I casi sono due: o siamo davanti ad un clamoroso caso di ignoranza (forse in Inghilterra non sanno che dal 1861 l’Italia è un Paese unificato), oppure c’è un chiaro intento discriminatorio.
Ma procediamo con ordine: da circa un mese, nel Regno Unito è ricominciato il ciclo scolastico e molti istituti richiedono la compilazione di moduli e questionari per stabilire la provenienza degli alunni e, eventualmente, aiutare gli studenti che parlano lingue diverse.
Ottima l’intenzione, anzi ammirevole.
Il risultato è stato invece che all’Ambasciata italiana sono arrivate centinaia di segnalazioni da famiglie di nostri connazionali che si sono trovate davanti ad un quesito che definire bizzarro è un eufemismo; alla richiesta di specificare la provenienza dell’alunno, per gli italiani ci sono ben TRE scelte: italiano, siciliano o napoletano.
Siamo inaspettatamente tornati indietro di 150 anni, quando l’Italia era (per usare un’infelice espressione del cancelliere austriaco Klemens von Metternich) solo un’espressione geografica?
Torniamo dunque alla domanda iniziale: è semplice ignoranza oppure c’è l’intento di “classificare” gli italiani secondo la loro regione di origine?
L’ambasciata italiana, ovviamente, gioca la carta della cautela diplomatica:

“Si tratta di iniziative locali” spiega l’ambasciatore Pasquale Terracciano, “motivate probabilmente dall’intenzione d’identificare inesistenti esigenze linguistiche particolari e garantire un ipotetico sostegno.
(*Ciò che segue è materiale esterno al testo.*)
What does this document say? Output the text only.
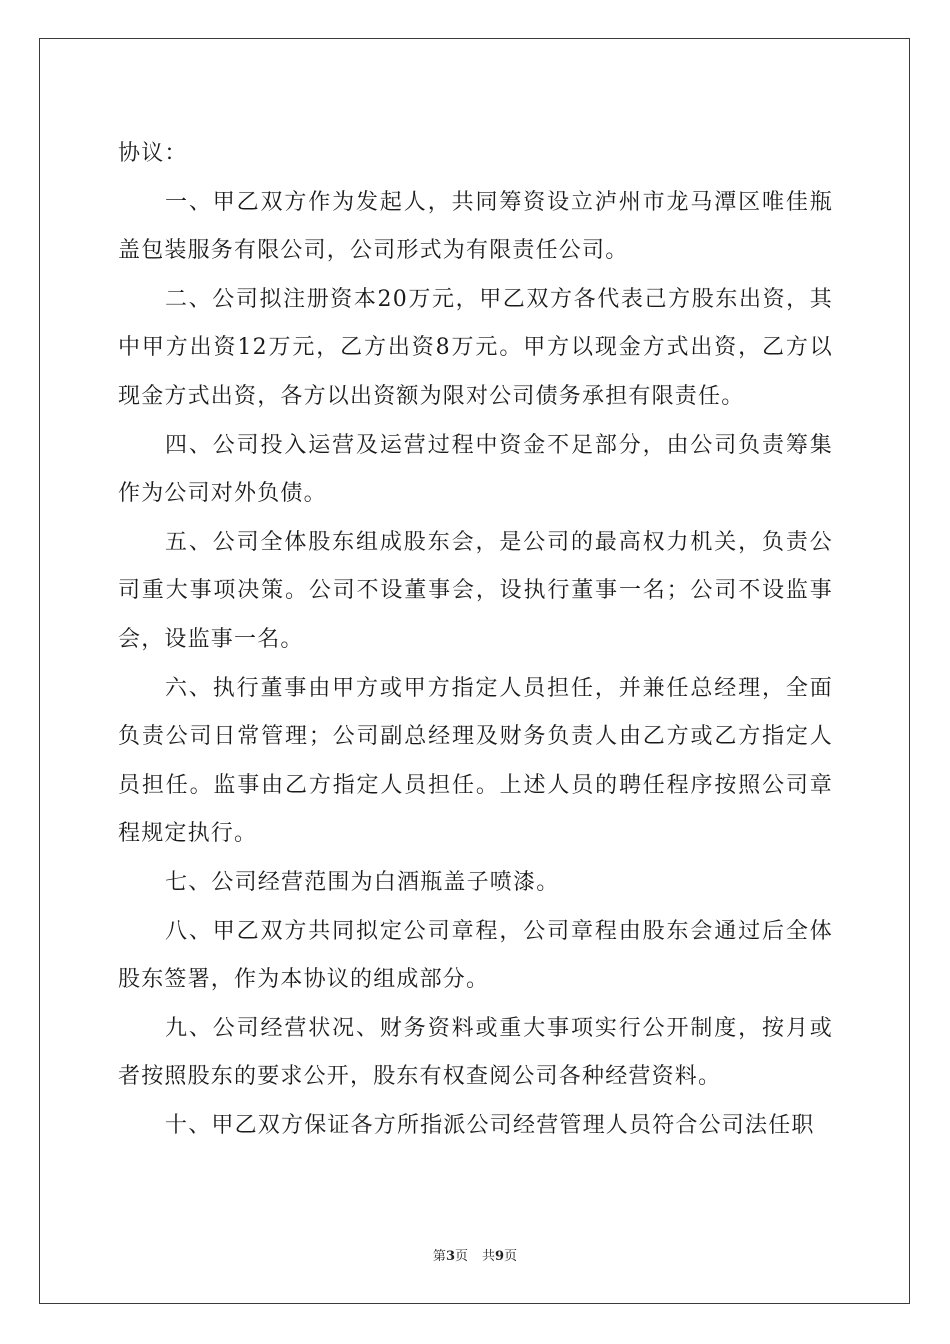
协议：

一、甲乙双方作为发起人，共同筹资设立泸州市龙马潭区唯佳瓶盖包装服务有限公司，公司形式为有限责任公司。

二、公司拟注册资本20万元，甲乙双方各代表己方股东出资，其中甲方出资12万元，乙方出资8万元。甲方以现金方式出资，乙方以现金方式出资，各方以出资额为限对公司债务承担有限责任。

四、公司投入运营及运营过程中资金不足部分，由公司负责筹集作为公司对外负债。

五、公司全体股东组成股东会，是公司的最高权力机关，负责公司重大事项决策。公司不设董事会，设执行董事一名；公司不设监事会，设监事一名。

六、执行董事由甲方或甲方指定人员担任，并兼任总经理，全面负责公司日常管理；公司副总经理及财务负责人由乙方或乙方指定人员担任。监事由乙方指定人员担任。上述人员的聘任程序按照公司章程规定执行。

七、公司经营范围为白酒瓶盖子喷漆。

八、甲乙双方共同拟定公司章程，公司章程由股东会通过后全体股东签署，作为本协议的组成部分。

九、公司经营状况、财务资料或重大事项实行公开制度，按月或者按照股东的要求公开，股东有权查阅公司各种经营资料。

十、甲乙双方保证各方所指派公司经营管理人员符合公司法任职

第3页 共9页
Ma di buone intenzioni è lastricata la strada dell’inferno, specie quando diventano involontariamente discriminatorie, oltre che offensive”.
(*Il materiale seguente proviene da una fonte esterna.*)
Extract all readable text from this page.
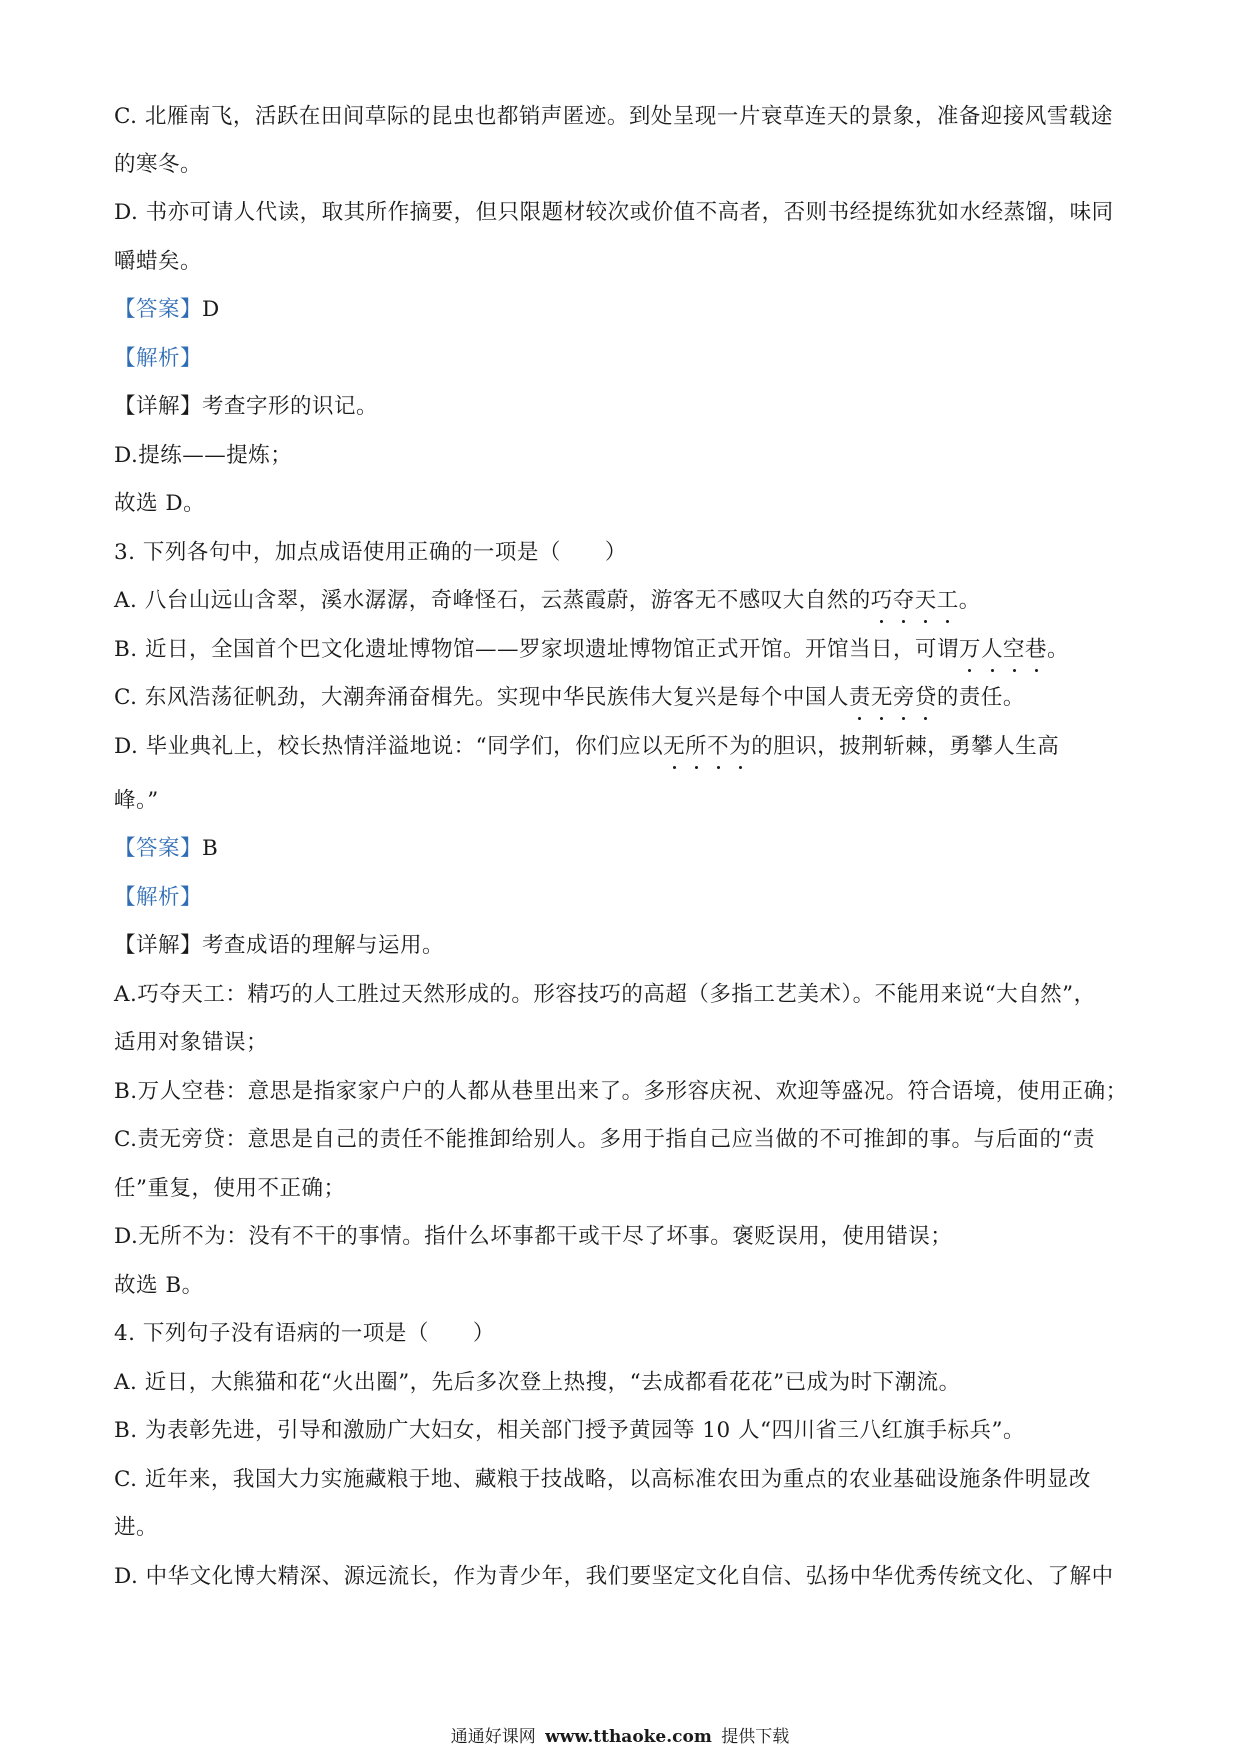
C. 北雁南飞，活跃在田间草际的昆虫也都销声匿迹。到处呈现一片衰草连天的景象，准备迎接风雪载途
的寒冬。
D. 书亦可请人代读，取其所作摘要，但只限题材较次或价值不高者，否则书经提练犹如水经蒸馏，味同
嚼蜡矣。
【答案】D
【解析】
【详解】考查字形的识记。
D.提练——提炼；
故选 D。
3. 下列各句中，加点成语使用正确的一项是（　　）
A. 八台山远山含翠，溪水潺潺，奇峰怪石，云蒸霞蔚，游客无不感叹大自然的巧夺天工。
B. 近日，全国首个巴文化遗址博物馆——罗家坝遗址博物馆正式开馆。开馆当日，可谓万人空巷。
C. 东风浩荡征帆劲，大潮奔涌奋楫先。实现中华民族伟大复兴是每个中国人责无旁贷的责任。
D. 毕业典礼上，校长热情洋溢地说：“同学们，你们应以无所不为的胆识，披荆斩棘，勇攀人生高
峰。”
【答案】B
【解析】
【详解】考查成语的理解与运用。
A.巧夺天工：精巧的人工胜过天然形成的。形容技巧的高超（多指工艺美术）。不能用来说“大自然”，
适用对象错误；
B.万人空巷：意思是指家家户户的人都从巷里出来了。多形容庆祝、欢迎等盛况。符合语境，使用正确；
C.责无旁贷：意思是自己的责任不能推卸给别人。多用于指自己应当做的不可推卸的事。与后面的“责
任”重复，使用不正确；
D.无所不为：没有不干的事情。指什么坏事都干或干尽了坏事。褒贬误用，使用错误；
故选 B。
4. 下列句子没有语病的一项是（　　）
A. 近日，大熊猫和花“火出圈”，先后多次登上热搜，“去成都看花花”已成为时下潮流。
B. 为表彰先进，引导和激励广大妇女，相关部门授予黄园等 10 人“四川省三八红旗手标兵”。
C. 近年来，我国大力实施藏粮于地、藏粮于技战略，以高标准农田为重点的农业基础设施条件明显改
进。
D. 中华文化博大精深、源远流长，作为青少年，我们要坚定文化自信、弘扬中华优秀传统文化、了解中
通通好课网 www.tthaoke.com 提供下载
Tra l’ambasciata italiana ed il Foreign Office (ovvero il Ministero degli Esteri britannico) è quindi nata una piccola querelle: l’ambasciatore italiano ha chiesto l’immediato ritiro dei formulari incriminati e la richiesta è stata prontamente accolta (ma non ancora avvenuta, fino ad ora) dal governo britannico.

Amber Rudd, ministro dell'Interno inglese

Amber Rudd, ministro dell’Interno inglese

Un malinteso? Forse, se non fosse che solo qualche settimana fa una notizia altrettanto preoccupante, è arrivata da oltre Manica: il governo britannico, nella persona di Amber Rudd, ministro dell’Interno, ha avanzato la proposta (poi ritirata dopo qualche giorno) di schedare i lavoratori stranieri, onde favorire l’assunzioni di autentici sudditi di Sua Maestà.
Ma Rudd ha voluto essere davvero chiara: “Non chiamatemi razzista“, ha detto poco dopo.
Ci mancherebbe altro! Discriminare i lavoratori stranieri infatti non è razzismo: è pura e semplice idiozia, considerando che questi, dal 2001 al 2011, hanno contribuito al PIL britannico per un totale di circa 20 miliardi di sterline (studio dell’University College of London).
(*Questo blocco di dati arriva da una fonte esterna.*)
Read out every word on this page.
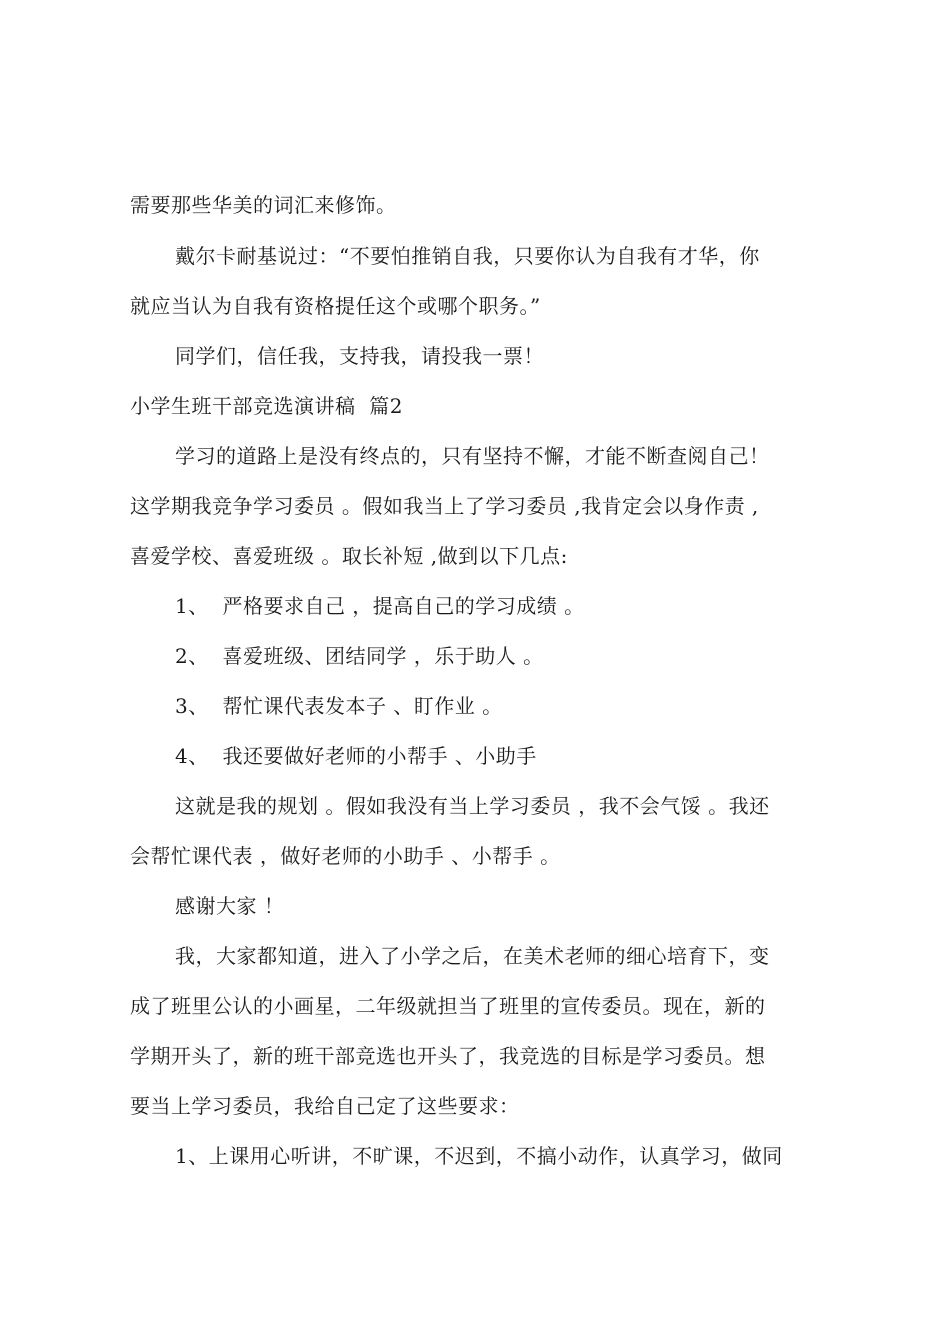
需要那些华美的词汇来修饰。
戴尔卡耐基说过：“不要怕推销自我，只要你认为自我有才华，你
就应当认为自我有资格提任这个或哪个职务。”
同学们，信任我，支持我，请投我一票！
小学生班干部竞选演讲稿  篇2
学习的道路上是没有终点的，只有坚持不懈，才能不断查阅自己！
这学期我竞争学习委员 。假如我当上了学习委员 ,我肯定会以身作责 ,
喜爱学校、喜爱班级 。取长补短 ,做到以下几点:
1、  严格要求自己 ，提高自己的学习成绩 。
2、  喜爱班级、团结同学 ，乐于助人 。
3、  帮忙课代表发本子 、盯作业 。
4、  我还要做好老师的小帮手 、小助手
这就是我的规划 。假如我没有当上学习委员 ，我不会气馁 。我还
会帮忙课代表 ，做好老师的小助手 、小帮手 。
感谢大家 ！
我，大家都知道，进入了小学之后，在美术老师的细心培育下，变
成了班里公认的小画星，二年级就担当了班里的宣传委员。现在，新的
学期开头了，新的班干部竞选也开头了，我竞选的目标是学习委员。想
要当上学习委员，我给自己定了这些要求：
1、上课用心听讲，不旷课，不迟到，不搞小动作，认真学习，做同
I primi nefasti effetti della Brexit, prima di essere economici, sembrano essere soprattutto di ordine morale.

 

Aggiornamento (13 ottobre 2016): Dopo la denuncia di numerosi giornali, ecco le scuse del governo britannico su quanto avvenuto:

“Il governo britannico acquisisce informazioni linguistiche come parte del censimento scolastico per assicurarsi che gli studenti di madrelingua diversa dall’inglese possano ricevere la migliore istruzione possibile nel Regno Unito. Ci è stata segnalata la presenza di uno storico errore amministrativo nei codici linguistici in uso fin dal 2006. Anche se tale errore non ha avuto alcun impatto sull’istruzione ricevuta dagli alunni italiani nel Regno Unito, il governo britannico esprime il proprio rammarico per l’accaduto e per le offese da questo eventualmente arrecate. Il ministero dell’Istruzione britannico ha modificato i codici in questione e da oggi tutti gli allievi di madrelingua italiana saranno classificati sotto un unico codice”.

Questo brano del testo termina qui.